Casatiello Bread Recipe From A London Personal Trainer

casatiello – neapolitan easter bread

Todays Bread Recipe is from London Personal Trainer Right Path Fitness 

Ingredients

Sponge

  • 12g (4 ½ tsps) active dry yeast
  • 20g (4 tsps) sugar
  • 300g (1 ¼ cups) warm water
  • 4 large egg yolks
  • 300g (about 2 ½ cups) unbleached all-purpose flour
  • 6.5g (1 ¼ tsps) salt

Dough

  • 4 large eggs
  • 120g (½ cup, plus 1 ½ tbsp) sugar
  • 6.5g (1 ⅓ tsps) salt
  • 550g (About 4 ¼ cups) unbleached all-purpose flour
  • 250g (2 sticks, plus 2 tablespoons) unsalted butter at room temperature
  • 60g (2 oz) pecorino romano cheese, grated*
  • 60g (2 oz) Parmigiano Reggiano, grated*
  • 30g (1 oz) Gruyere cheese, grated*
  • 50g (2 oz) provolone, diced*
  • 100g (3 ½ oz) Milano salami, diced*
  • 5g (1 tsp) coarsely ground black pepper
  • 1 egg white, lightly beaten

Directions

  1. To make the sponge, in a medium bowl, add the water, then stir in the yeast and 1 tsp of the sugar and let sit until foamy, about 10 minutes.
  2. Whisk in the egg yolks and remaining 3 tsps of sugar, then add the flour and mix until smooth. Cover with plastic wrap and set aside for 45 minutes to an hour. It will be very puffy.
  3. To make the dough, in the bowl of a stand mixer, add the eggs, sugar and salt and mix with the paddle attachment. Then add in all of the sponge and continue mixing until blended.
  4. Add all of the flour and mix until you have a rough mass, then add the butter in chunks and continue mixing with the paddle until you have a shaggy dough.
  5. Add in the three grated cheeses and mix until roughly blended.
  6. Switch to the dough hook and knead for about 4 minutes at medium . The dough should be elastic and somewhat smooth.
  7. Transfer the dough to a lightly oiled bowl or container (I recommend a 6 qt. Cambro so you can keep track of the rise), cover tightly and set aside until the dough has nearly tripled (see Notes regarding rise time).
  8. After the dough has risen, turn it out onto a floured surface and pat into a large rectangle about 3/4″ thick.
  9. Sprinkle half of the provolone and half of the salami over the top and half the pepper, pat in gently, then do a letter fold (thirds), pat the dough into a rectangle again, sprinkle with the remaining cheese, salami and pepper and fold in third once more. Knead the dough for a couple of minutes to fully incorporate the cheese and salami.
  10. Cut the dough in half, then shape each half into a taut round. Place each round in a buttered 2-qt. baking pan (paper panettone bakers work really well). The container should be half full. Cover and set aside to rise until the dough reaches the top of the pan.
  11. While the dough is rising, preheat the oven to 400°F. Whisk an egg white and brush the top of each loaf. Bake for about 45 minutes until the internal temperature is 190°F. (The top should be dark and mahogany colored but cover with foil if it looks like it’s browning too quickly.) Remove from the oven and let cool completely on a wire rack.

 

Notes

The recipe calls for a first rise of about 1 1/2 hours, to which I say HA! Mine took just over four hours to triple in volume and that was in my proofer with the temperature cranked up to 80°. It’s such a rich dough that I’m not surprised but don’t get discouraged if yours takes a long time too.

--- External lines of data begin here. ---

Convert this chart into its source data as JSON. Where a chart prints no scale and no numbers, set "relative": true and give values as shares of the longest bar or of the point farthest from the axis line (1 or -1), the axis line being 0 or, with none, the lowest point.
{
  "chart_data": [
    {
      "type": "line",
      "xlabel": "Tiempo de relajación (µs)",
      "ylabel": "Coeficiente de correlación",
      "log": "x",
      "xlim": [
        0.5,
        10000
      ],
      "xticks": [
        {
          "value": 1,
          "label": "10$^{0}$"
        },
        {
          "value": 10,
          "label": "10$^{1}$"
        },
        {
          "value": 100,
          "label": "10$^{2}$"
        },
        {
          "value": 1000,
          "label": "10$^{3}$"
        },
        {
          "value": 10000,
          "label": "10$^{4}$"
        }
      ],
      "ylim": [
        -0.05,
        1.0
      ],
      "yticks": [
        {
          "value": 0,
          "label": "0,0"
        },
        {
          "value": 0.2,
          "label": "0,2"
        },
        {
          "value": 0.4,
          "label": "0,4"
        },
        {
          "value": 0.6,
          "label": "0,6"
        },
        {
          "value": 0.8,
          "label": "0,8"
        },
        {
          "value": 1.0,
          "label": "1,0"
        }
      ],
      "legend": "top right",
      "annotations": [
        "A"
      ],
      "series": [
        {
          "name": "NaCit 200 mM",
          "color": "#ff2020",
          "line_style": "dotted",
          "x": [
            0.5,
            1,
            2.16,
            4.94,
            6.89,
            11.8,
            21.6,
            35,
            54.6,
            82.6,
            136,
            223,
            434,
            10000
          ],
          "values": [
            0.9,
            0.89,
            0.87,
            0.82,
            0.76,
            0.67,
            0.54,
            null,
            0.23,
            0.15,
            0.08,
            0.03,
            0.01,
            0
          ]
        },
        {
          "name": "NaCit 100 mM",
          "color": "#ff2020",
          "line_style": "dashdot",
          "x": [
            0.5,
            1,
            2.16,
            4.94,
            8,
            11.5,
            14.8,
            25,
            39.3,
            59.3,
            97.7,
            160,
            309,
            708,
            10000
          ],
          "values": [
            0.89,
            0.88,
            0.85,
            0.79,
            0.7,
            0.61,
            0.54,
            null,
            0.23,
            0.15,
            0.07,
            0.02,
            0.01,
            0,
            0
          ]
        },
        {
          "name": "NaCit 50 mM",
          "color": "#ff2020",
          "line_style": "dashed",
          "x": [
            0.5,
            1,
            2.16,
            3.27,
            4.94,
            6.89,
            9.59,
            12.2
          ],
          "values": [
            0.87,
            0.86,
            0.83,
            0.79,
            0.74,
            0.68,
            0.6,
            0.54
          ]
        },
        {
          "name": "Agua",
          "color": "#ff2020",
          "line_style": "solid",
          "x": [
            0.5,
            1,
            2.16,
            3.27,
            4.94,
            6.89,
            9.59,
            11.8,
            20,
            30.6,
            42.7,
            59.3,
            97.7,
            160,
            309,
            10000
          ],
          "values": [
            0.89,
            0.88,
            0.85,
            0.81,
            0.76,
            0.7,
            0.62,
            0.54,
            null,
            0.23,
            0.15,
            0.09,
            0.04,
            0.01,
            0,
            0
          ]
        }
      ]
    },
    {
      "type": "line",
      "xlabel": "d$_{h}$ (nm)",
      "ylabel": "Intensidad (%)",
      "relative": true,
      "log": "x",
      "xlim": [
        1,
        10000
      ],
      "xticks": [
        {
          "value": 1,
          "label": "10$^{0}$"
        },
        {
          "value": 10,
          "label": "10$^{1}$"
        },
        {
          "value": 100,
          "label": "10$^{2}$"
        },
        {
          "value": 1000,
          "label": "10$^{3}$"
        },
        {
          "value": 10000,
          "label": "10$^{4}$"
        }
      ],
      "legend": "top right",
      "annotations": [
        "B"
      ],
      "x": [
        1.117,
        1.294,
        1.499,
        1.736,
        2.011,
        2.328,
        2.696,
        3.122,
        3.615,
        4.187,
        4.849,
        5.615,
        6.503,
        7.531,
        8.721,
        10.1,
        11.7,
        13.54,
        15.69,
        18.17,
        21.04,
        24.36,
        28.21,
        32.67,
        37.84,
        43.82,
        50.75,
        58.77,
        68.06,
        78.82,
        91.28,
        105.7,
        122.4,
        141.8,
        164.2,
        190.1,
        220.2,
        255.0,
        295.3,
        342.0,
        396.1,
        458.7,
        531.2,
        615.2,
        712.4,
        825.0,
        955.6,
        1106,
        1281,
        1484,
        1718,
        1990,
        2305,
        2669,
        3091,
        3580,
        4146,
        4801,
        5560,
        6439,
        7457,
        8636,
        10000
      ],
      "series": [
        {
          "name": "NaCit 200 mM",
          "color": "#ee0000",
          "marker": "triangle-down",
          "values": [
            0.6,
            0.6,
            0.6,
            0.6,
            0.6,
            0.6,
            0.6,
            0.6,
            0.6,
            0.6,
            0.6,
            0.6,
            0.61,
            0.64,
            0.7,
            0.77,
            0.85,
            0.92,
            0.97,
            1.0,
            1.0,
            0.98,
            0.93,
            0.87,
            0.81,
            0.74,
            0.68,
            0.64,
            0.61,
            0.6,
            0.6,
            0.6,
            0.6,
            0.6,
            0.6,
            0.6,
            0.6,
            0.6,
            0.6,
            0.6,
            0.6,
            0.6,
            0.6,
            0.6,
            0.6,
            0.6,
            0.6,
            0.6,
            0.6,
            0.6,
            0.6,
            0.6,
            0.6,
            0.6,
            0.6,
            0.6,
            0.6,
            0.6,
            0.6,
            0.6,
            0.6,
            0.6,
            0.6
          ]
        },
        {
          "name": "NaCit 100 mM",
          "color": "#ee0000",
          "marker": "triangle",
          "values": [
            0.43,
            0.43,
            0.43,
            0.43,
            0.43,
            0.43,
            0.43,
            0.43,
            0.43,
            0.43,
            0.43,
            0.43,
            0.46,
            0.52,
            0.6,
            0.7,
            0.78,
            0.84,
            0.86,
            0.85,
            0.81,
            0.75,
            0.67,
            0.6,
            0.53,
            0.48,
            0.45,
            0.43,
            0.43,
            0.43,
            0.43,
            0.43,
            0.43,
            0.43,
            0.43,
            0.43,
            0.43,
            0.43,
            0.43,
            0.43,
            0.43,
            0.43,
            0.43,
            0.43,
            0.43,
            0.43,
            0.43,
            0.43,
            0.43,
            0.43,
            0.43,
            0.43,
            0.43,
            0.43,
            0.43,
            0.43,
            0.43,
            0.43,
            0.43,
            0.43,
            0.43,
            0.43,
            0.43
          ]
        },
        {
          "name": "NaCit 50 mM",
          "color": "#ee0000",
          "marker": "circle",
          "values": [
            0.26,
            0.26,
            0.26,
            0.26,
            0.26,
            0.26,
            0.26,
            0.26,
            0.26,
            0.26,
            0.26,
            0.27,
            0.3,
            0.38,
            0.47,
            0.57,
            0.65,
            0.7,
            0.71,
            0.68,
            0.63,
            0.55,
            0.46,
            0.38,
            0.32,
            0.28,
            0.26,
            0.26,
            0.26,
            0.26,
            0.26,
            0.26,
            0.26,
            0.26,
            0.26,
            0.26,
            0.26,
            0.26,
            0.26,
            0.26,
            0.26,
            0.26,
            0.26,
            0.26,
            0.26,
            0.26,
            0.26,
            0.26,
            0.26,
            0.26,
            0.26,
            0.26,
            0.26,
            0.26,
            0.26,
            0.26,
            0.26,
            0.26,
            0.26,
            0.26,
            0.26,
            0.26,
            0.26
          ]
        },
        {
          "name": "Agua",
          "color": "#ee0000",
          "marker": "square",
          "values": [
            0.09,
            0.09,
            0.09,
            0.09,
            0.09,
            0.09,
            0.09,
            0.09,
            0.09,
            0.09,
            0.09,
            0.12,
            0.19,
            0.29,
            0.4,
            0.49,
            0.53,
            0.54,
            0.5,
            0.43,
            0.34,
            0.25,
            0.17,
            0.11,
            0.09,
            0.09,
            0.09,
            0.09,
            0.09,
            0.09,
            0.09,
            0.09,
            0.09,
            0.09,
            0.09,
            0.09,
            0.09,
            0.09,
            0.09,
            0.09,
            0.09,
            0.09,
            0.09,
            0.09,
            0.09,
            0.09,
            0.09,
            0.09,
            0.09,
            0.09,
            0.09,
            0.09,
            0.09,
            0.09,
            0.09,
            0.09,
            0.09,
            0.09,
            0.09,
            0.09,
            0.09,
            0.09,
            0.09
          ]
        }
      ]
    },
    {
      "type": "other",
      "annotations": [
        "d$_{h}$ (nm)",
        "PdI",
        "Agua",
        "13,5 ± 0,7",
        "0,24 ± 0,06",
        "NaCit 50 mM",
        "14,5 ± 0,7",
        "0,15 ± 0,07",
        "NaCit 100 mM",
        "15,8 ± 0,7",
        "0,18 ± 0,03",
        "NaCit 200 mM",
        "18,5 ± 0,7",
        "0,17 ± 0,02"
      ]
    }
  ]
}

*You can pretty much use any combination of cheeses and meats you like. I couldn’t find Milano salami so I used a dry Italian salami instead. I would also use more next time because one can never have enough salami (I definitely thought these loaves could have used a bit more.)

As much as we all love warm bread fresh from the oven, I’d recommend letting this bread cool fully before eating.  I ate a slice (okay, 3 slices) while it was still warm and couldn’t really taste the cheese. Once the bread was cooled, the cheesy flavor was much more pronounced.